There's already plenty of competition for ad time at the local level thanks to an overwhelming number of competitive races driving up the cost of local advertising slots in states like Florida and Nevada.

So when a national network televises a big game featuring teams from a campaign's home state, it can be cost-effective for them to run ads nationally during the game, instead of competing for costly local spots during the same broadcast.

That's exactly what Rick Scott's campaign did last month when it bought an ad during ESPN's national broadcast of a University of Miami football game.

The Scott campaign told NBC News that it actually saved money by purchasing a national spot on ESPN's broadcast instead of a state-wide buy. So for a cheaper price, the campaign beamed its ad into the homes of everyone watching the game, in Florida and across the country.

Gov. Rick Scott looks out the window of a C-130 as he looks at damage to the Florida Keys during the aftermath of Hurricane Irma
Gov. Rick Scott looks out the window of a C-130 as he looks at damage to the Florida Keys during the aftermath of Hurricane Irma, on Sept. 11, 2017. His Senate campaign ad focuses on the response to the storm.Jesse Romimora / Governor's Press Office via AP

Many other campaigns have made the same calculation.

Michigan Republican Rep. Mike Bishop and Michigan Republican gubernatorial nominee Bill Schuette both ran ads during Saturday's college football game between Michigan State University and Northwestern University. And on Sunday, Georgia Democratic gubernatorial hopeful Stacey Abrams booked a national spot during the Atlanta Braves's playoff game against the Los Angeles Dodgers on Fox Sports 1.

Not all candidates want their messages to reach a national audience. But to those who do, there are clear benefits.

If the national spot is cheaper and hits the same in-state audience, then a campaign both saving money and still expanding its reach.

Ultimately, the dynamics don't appear to be shifting any time soon, making sports a continually reliable home for campaign ads. And the strategy might become more popular in the coming weeks, with the college football schedule and Major League Baseball pulling in major audiences in key battleground states.
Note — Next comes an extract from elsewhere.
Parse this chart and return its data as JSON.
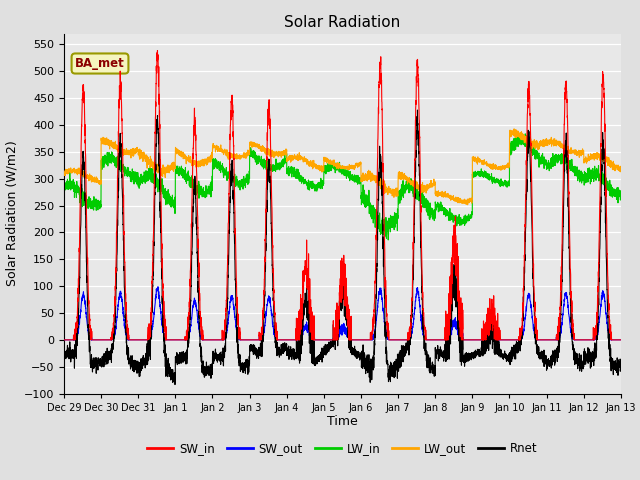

"It goes back to campaign fundamentals; part of my job is to create the best content I can, but the other part of the job is get in front of the most targeted eyeballs I can in the most cost-effective way," Phillips, the GOP media consultant, said.

"People are more emotionally invested in sports over the long-term than they are in a scripted series that may last two or three years. There are 100 seasons of history in the Green Bay Packers."